Is your Wedding Photographer an Expert?

How do I know that a photographer is an expert?

You may be surprised to know that the clear majority of photographers, specifically new photographers, never take their camera out of automatic mode. The reasoning is simple: modern digital cameras take a lot of pictures very quickly and are generally good at guessing the correct exposure, color balance, and focus.

This means that an inexperienced person may feel confident in their ability to photograph one of the most important moments in a your life. No matter how qualified the aspiring photographer feels, they will be completely incompetent in any situation that arises where the camera isn’t functioning properly. If the shooting conditions require specialized skill, such as photographing a bride in front of a bright back-lit window, then your images will suffer. The camera just isn’t capable of making the best choice in tough lighting situations, and neither is  an inexperienced photographer.

Automatic modes are there to aid a well educated and experienced photographer. Certain automatic modes, such as shutter priority, are excellent when a skilled individual understands the shooting conditions and determines that managing the shutter and letting the camera select the aperture would be best in times of a dynamically changing environment.

Think about wanting to control the flow of a water fountain behind a bride and groom.The   photographer may want to use a slow shutter speed in order to show silky streams of flowing water behind the couple. Using shutter priority automatic could be a good choice allowing the photographer to focus on the shutter speed and posing the couple while the camera would choose the appropriate aperture to maintain the correct exposure.

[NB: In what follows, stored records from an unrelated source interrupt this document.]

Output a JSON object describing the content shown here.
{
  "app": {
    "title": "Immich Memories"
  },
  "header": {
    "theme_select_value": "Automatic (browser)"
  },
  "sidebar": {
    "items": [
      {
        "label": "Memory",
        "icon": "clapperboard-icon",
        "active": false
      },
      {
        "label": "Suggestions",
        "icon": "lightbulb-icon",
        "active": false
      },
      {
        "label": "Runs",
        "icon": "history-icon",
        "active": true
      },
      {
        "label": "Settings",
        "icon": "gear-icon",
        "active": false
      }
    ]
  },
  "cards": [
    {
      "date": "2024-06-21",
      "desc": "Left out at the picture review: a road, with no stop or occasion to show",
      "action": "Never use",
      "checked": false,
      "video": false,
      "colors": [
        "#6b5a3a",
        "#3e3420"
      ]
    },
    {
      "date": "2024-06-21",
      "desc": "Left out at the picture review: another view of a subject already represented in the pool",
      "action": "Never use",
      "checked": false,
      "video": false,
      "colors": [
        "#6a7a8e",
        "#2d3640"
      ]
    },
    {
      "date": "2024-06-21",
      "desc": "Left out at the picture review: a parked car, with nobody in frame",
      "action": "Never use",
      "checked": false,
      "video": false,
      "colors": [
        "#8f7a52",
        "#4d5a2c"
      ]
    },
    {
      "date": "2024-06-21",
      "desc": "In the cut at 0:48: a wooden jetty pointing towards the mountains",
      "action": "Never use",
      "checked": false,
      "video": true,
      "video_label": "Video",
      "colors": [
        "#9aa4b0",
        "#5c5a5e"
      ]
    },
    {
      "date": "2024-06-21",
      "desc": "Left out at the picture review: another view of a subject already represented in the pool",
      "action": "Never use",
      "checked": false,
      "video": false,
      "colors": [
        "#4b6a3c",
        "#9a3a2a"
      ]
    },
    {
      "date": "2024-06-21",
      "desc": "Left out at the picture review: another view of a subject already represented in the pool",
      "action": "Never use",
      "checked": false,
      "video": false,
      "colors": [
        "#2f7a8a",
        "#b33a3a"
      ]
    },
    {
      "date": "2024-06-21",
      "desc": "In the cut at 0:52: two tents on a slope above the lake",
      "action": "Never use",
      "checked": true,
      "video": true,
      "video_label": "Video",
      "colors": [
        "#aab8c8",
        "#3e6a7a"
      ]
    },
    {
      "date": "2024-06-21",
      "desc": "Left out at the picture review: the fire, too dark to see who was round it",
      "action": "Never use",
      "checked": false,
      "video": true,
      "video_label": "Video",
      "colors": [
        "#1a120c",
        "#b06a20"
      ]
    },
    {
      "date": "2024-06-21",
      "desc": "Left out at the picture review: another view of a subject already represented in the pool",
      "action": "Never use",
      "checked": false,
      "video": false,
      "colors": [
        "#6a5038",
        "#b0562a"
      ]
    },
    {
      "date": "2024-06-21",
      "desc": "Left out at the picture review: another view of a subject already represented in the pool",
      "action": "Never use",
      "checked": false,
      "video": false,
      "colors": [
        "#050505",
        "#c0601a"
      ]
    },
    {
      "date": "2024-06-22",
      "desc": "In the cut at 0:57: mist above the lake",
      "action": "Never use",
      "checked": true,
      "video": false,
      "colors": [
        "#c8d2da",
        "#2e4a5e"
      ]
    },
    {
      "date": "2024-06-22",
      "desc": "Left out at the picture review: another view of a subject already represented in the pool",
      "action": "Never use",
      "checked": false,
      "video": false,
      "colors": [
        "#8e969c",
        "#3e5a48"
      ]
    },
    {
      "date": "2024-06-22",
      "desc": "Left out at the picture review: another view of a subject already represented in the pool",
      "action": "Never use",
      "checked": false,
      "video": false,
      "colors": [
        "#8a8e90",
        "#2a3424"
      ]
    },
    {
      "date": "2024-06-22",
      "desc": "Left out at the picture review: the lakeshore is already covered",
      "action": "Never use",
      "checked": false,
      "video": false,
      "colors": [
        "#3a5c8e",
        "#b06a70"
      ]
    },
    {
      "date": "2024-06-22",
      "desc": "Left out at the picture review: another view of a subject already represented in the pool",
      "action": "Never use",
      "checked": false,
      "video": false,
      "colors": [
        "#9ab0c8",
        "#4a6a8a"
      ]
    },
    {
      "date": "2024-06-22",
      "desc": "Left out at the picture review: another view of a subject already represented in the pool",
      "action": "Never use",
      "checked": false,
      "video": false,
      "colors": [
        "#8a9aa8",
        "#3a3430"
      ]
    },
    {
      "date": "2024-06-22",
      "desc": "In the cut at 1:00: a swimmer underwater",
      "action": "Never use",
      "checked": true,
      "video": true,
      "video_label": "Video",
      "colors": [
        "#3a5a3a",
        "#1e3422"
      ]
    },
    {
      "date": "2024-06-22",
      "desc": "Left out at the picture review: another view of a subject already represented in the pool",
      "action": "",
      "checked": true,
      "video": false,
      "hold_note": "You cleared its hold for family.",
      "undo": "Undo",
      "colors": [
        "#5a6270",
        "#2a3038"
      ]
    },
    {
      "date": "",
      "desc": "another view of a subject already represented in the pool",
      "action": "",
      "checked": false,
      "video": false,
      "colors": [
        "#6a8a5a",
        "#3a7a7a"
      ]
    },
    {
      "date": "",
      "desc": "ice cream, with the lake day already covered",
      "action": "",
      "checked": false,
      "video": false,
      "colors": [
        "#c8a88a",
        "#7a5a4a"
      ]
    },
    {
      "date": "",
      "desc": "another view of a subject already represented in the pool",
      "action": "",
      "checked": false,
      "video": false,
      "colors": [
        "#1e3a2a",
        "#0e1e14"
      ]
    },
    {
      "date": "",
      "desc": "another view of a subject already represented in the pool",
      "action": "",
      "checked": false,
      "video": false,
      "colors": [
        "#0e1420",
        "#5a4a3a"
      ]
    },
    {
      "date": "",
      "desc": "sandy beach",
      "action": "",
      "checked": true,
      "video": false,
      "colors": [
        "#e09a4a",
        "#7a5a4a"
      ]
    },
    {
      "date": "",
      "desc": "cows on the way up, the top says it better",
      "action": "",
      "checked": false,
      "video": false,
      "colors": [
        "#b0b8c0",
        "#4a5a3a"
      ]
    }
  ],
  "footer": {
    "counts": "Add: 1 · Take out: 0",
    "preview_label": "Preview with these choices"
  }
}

When you see elements such as a beautiful defocused background, well exposed images, and consistency across multiple weddings you can begin to think of the photographer as an expert.

An experienced photographer should also be able to talk about how they achieve a shallow depth of field, or freeze a moment in time, or even discuss light painting with you. The conversation should be warm and exciting.

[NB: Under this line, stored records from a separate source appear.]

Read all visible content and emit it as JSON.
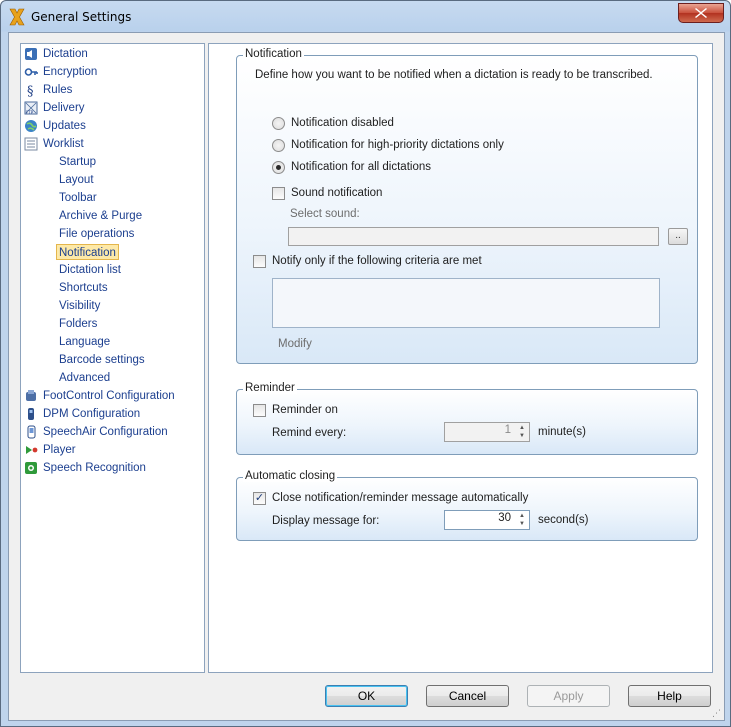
{
  "window": {
    "title": "General Settings"
  },
  "tree": {
    "top_items": [
      {
        "label": "Dictation",
        "icon": "speaker-icon"
      },
      {
        "label": "Encryption",
        "icon": "key-icon"
      },
      {
        "label": "Rules",
        "icon": "section-sign-icon"
      },
      {
        "label": "Delivery",
        "icon": "ftp-icon"
      },
      {
        "label": "Updates",
        "icon": "globe-icon"
      },
      {
        "label": "Worklist",
        "icon": "list-icon"
      }
    ],
    "worklist_children": [
      "Startup",
      "Layout",
      "Toolbar",
      "Archive & Purge",
      "File operations",
      "Notification",
      "Dictation list",
      "Shortcuts",
      "Visibility",
      "Folders",
      "Language",
      "Barcode settings",
      "Advanced"
    ],
    "selected": "Notification",
    "bottom_items": [
      {
        "label": "FootControl Configuration",
        "icon": "footcontrol-icon"
      },
      {
        "label": "DPM Configuration",
        "icon": "recorder-icon"
      },
      {
        "label": "SpeechAir Configuration",
        "icon": "speechair-icon"
      },
      {
        "label": "Player",
        "icon": "player-icon"
      },
      {
        "label": "Speech Recognition",
        "icon": "speech-recognition-icon"
      }
    ]
  },
  "notification": {
    "legend": "Notification",
    "description": "Define how you want to be notified when a dictation is ready to be transcribed.",
    "radio_disabled": "Notification disabled",
    "radio_high_priority": "Notification for high-priority dictations only",
    "radio_all": "Notification for all dictations",
    "selected_radio": "all",
    "sound_notification": "Sound notification",
    "sound_checked": false,
    "select_sound_label": "Select sound:",
    "select_sound_value": "",
    "browse_label": "..",
    "criteria_label": "Notify only if the following criteria are met",
    "criteria_checked": false,
    "modify_label": "Modify"
  },
  "reminder": {
    "legend": "Reminder",
    "reminder_on": "Reminder on",
    "reminder_checked": false,
    "remind_every_label": "Remind every:",
    "remind_every_value": "1",
    "unit": "minute(s)"
  },
  "auto_closing": {
    "legend": "Automatic closing",
    "close_label": "Close notification/reminder message automatically",
    "close_checked": true,
    "display_for_label": "Display message for:",
    "display_for_value": "30",
    "unit": "second(s)"
  },
  "buttons": {
    "ok": "OK",
    "cancel": "Cancel",
    "apply": "Apply",
    "help": "Help"
  },
  "colors": {
    "link_blue": "#1c3f8f",
    "selection": "#fde9a8",
    "close_red": "#c9503c"
  }
}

Be cautious of a photographer that can't describe exposure and how it works. I like to remind people that if they can't explain it, then they don’t understand it.

An experienced photographer will generally operate the camera in manual mode, using a semi manual mode only when an environment is changing quicker than they could keep up, like silhouette portraits in front of a sunset. You are always welcome to see the EXIF data, a kind of special data about images that are written to each image by the camera. When you look at the data it will say in what mode the picture was taken. If all of the images you inspect says automatic, you’re probably dealing with an amateur.

Remember, we are talking about someone who will photograph the start of your family. Your wedding is serious business. So don't be afraid to ask the tough questions. Ask about the photographers philosophy, why they do what they do, what kind of education do they have, how many brides have they photographed, and what their goals in photography are. 

Be upfront, courteous, and kind. These questions might be unnerving to a green photographer, but a seasoned professional will appreciate these very informed inquiries and will welcome them with warm, thoughtful, reply's.